Recently-born pup with mother
 Unfortunately for the pups, and over 600 were born on Sea Lion last year, their numbers and naivety attract attention from patrolling Orcas, and at the peak of the season in November, several attacks per day on pups can be witnessed from the beach.

Female elephant seal. A third the size of bulls.
"Falkland Islands - where the wildlife comes to you!".   This is the slogan of the Falkland Islands Tourist Board.  This is true of some species, like curious penguin.  But others simply do not fear Man, and don't run when you approach.  This can lead to incredibly-close encounters......
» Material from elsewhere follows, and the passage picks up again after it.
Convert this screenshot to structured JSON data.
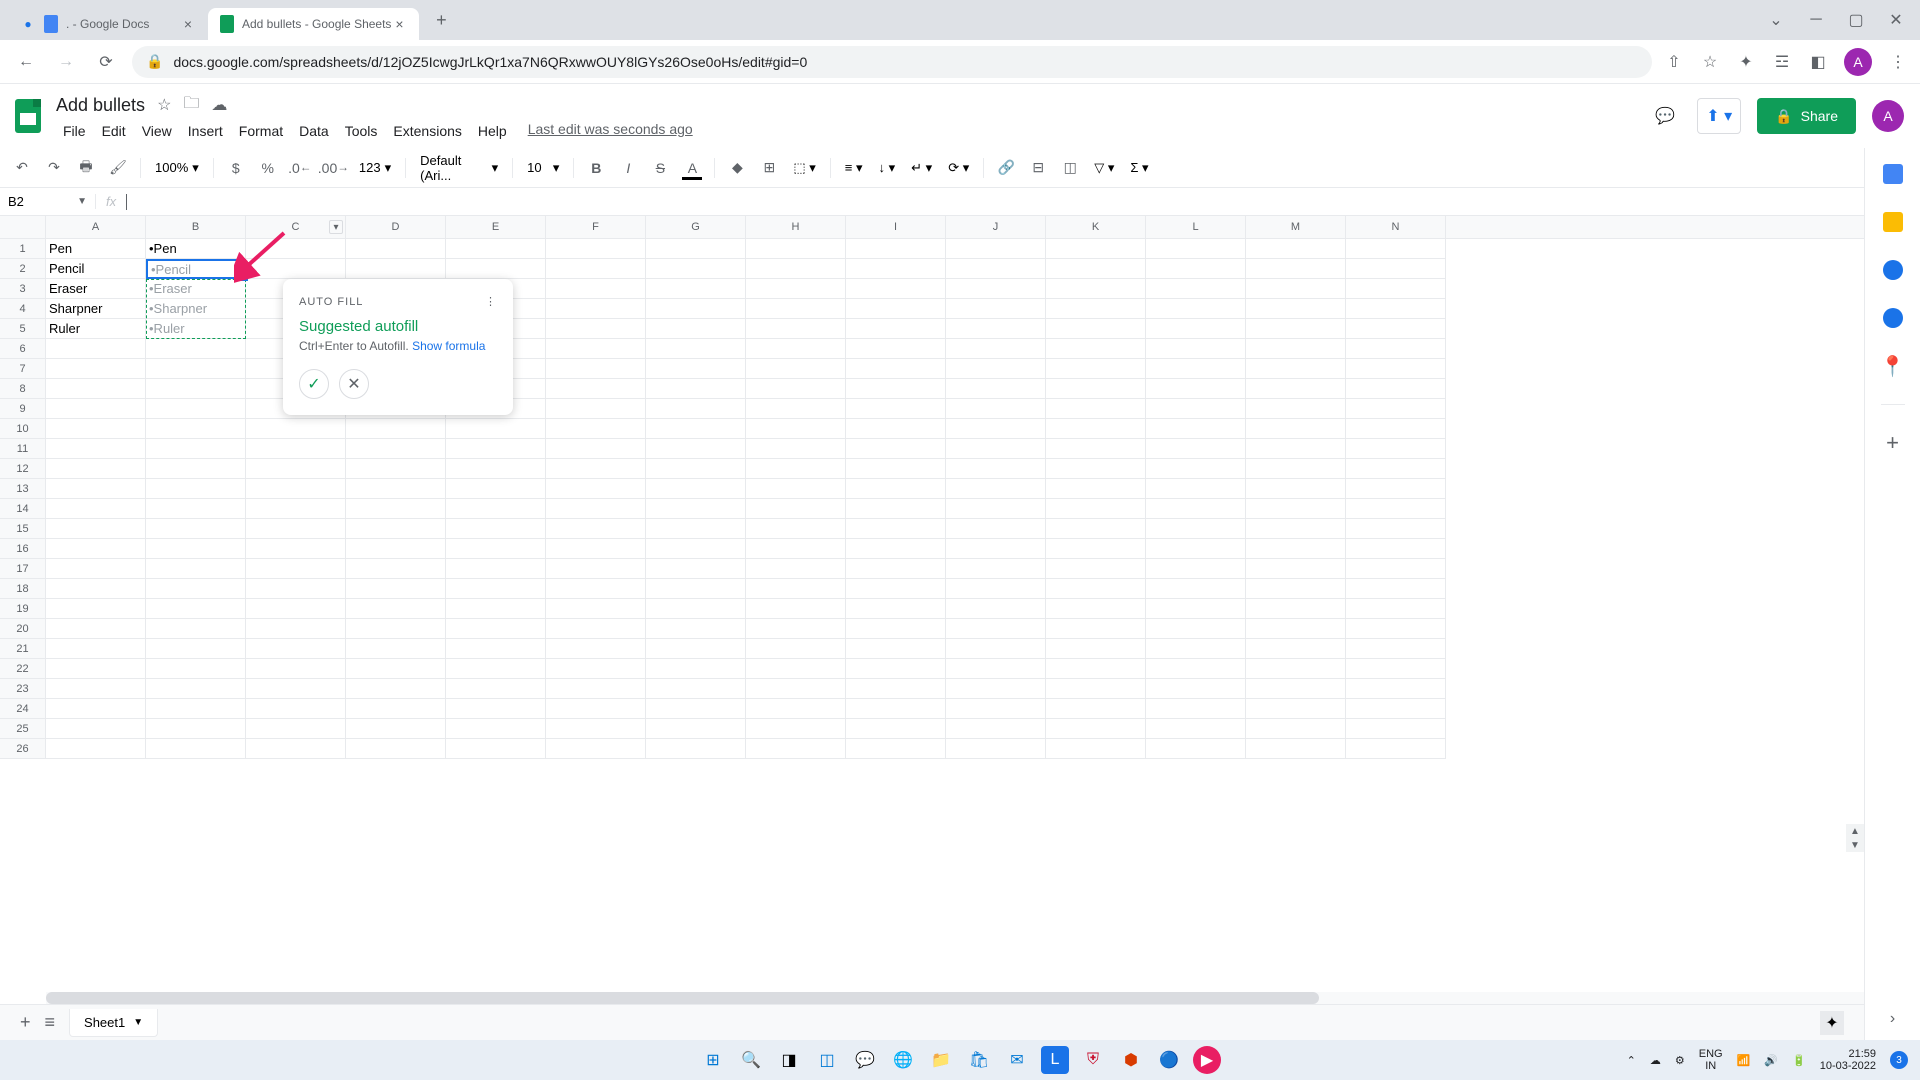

Snipe in camouflaged habitat
I nearly stepped on this snipe, and did brush it with my walking pole, causing it to fly up a few feet, then settle back down.  It stayed about 8 feet from me for about 10 minutes, while I clicked away with the camera.
A few minutes later, we came across two other snipe poking their long bills into the ground, looking for insects.
We sat down to watch them and again we could be about 6 feet (2 metres) from them without them being disturbed.
All too soon,  the yoga and wildlife had to be left behind.  Our yoga mats and bags were put in the Landrover, which drove the 100 metres to the airstrip....
Departure lounge, Sea Lion island
On the return flight, the plane stayed low into the strong headwind.  Over Stanley, we caught a view of the new Temporary Dock Facility, which had been towed all the way from Louisiana for the burgeoning oil industry.  It is near the Interim dock facility which has served the Falklands well for over 25 years!
Temporary Dock Facility, centre, is still to be connected to land....
It was my fourth visit to Sea Lion island, but it was probably one of the most interesting despite the lack of Rockhopper penguins (due to return in 2 weeks).  Certainly, it's one of the excellent wildlife sites, not only in the Falklands, but anywhere.   Now I just need to keep doing the Yoga exercises to stave off the creaking joints.